Howard County will use more than $200,000 in state Community Legacy funds to help future low- and moderate-income county homebuyers and to investigate the relocation needs of residents and businesses in the U.S. 1 corridor.

The local awards, announced this week, are part of a statewide total of nearly $9 million in Community Legacy grants to promote vibrant communities in declining neighborhoods. The program was launched by Gov. Parris N. Glendening in 2001 as part of his Smart Growth strategy.

In Howard, the quasi-governmental housing commission will use a $200,000 grant to guarantee the purchase price of homes for buyers waiting for approvals from state or federal insured loan programs, said Leonard S. Vaughan, the county housing director. Vaughn also is the commission's executive director.

He said that some low- to moderate-income buyers who are eligible for lower interest rates offered by these programs are at a disadvantage because they must make arrangements contingent on approval of the loans. Sellers are more likely to choose someone who can close right away.

"It's just not competitive in the market because of the time factor," Vaughan said. "Sellers are just not taking on contingencies."

With the new program, the commission will guarantee the price of the home or acquire the home until the loan comes through, Vaughan said. Depending on the turnover, he hopes to assist 15 to 24 homeowners a year.

"We'll make the loans to allow people to use the money from state programs," he said.

The Departments of Planning and Zoning, Citizen Services and Housing and Community Development will use a $28,500 grant to conduct a relocation study of the residents and businesses along U.S. 1, said Steve Lafferty, deputy planning director.

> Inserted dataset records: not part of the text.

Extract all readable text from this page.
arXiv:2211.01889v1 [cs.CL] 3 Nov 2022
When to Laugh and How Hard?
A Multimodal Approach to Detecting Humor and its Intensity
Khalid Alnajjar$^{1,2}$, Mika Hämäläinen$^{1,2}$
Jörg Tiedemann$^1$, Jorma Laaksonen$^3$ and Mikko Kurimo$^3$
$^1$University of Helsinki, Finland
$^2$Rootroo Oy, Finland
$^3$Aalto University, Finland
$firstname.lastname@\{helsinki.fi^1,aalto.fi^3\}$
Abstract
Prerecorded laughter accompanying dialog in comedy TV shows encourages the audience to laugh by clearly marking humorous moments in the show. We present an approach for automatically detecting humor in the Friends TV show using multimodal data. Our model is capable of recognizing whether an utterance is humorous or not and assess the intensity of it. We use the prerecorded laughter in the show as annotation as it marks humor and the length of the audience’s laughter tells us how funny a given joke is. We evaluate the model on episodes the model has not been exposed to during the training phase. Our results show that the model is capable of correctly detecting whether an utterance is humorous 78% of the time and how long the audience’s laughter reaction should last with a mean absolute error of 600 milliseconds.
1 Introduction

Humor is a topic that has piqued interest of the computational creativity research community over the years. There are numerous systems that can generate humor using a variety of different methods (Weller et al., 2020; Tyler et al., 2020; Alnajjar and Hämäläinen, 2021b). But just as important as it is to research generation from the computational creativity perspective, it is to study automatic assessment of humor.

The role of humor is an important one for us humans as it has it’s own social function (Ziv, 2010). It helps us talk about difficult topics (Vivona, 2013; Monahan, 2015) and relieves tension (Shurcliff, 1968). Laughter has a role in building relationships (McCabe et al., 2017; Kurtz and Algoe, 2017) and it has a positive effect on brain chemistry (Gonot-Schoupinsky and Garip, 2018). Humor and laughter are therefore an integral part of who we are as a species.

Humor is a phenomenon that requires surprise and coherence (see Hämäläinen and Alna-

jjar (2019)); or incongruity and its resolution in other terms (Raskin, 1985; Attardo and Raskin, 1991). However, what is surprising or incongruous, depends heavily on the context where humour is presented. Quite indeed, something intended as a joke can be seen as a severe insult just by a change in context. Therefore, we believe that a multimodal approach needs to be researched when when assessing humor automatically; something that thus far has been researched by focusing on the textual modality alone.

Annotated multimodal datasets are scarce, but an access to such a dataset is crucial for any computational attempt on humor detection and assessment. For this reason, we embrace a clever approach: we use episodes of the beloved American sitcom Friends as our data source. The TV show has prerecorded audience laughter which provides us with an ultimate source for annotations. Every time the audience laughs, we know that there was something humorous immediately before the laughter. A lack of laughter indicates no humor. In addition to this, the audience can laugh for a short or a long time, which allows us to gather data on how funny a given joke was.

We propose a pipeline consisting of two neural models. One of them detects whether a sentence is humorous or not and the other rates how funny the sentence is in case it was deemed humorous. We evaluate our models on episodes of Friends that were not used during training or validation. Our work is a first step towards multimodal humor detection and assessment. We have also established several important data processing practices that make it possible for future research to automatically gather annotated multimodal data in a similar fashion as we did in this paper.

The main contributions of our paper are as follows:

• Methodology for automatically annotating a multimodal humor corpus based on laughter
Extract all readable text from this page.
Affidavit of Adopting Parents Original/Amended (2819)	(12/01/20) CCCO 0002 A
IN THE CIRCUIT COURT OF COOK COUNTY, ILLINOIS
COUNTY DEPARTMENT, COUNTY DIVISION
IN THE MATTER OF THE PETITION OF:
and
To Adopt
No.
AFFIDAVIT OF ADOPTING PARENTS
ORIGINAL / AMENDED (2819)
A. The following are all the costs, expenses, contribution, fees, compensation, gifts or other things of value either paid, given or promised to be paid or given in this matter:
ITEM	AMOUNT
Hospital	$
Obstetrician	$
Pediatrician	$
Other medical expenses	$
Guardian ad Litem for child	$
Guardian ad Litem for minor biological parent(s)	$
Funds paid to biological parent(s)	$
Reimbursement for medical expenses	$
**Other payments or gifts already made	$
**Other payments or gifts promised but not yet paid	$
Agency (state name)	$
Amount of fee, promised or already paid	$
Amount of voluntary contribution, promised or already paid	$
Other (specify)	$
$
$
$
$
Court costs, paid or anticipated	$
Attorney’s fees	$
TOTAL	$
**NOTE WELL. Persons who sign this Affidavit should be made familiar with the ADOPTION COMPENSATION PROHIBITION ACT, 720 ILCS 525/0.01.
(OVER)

The departments recognized that revitalization of the corridor between Interstate 95 and the Anne Arundel County border would displace some residential and commercial tenants as land uses change, Lafferty said.

For example, owners of Aladdin Village mobile home park in Elkridge and Ev-Mar Mobile Village in Savage have submitted applications for zoning changes through the county's comprehensive rezoning process, potentially uprooting more than 250 homes. As the land values increase, others could follow, Vaughan said.

"Within five years, I'm sure there are going to be additional concerns," he said.

Through the study, officials hope to determine the needs and options for displaced residents. One goal is "trying to retain most of those people as Howard County residents," Vaughan said.

Lafferty said the departments, using the information from the study, will develop incentives or strategies to assist some of the businesses along U.S. 1.

"If they provide some services or goods that people need, we want to keep them on the corridor," he said.

Lafferty said he expected the report to be completed by the end of next year or early 2005.

The grants were distributed Tuesday at a festive State House ceremony. Lt. Gov. Michael S. Steele and Secretary of Housing and Community Development Victor L. Hoskins awarded about 50 boxes wrapped in bright green and red paper to local officials to symbolize what Steele called the "sugar plums" being doled out.

Brian McLaughlin, an assistant state housing secretary, said $30 million worth of requests for the $8.9 million were available. He said the money the state awarded will result in about $90 million in development spending because of matching money from private, federal and local government sources.

In most cases, the state was providing less than half of the money for the project, McLaughlin said.

Vaughan said he expects that the study and the purchase program would require as much as an equal match from other grant programs or administrative money.

Sun staff writer Michael Dresser contributed to this article.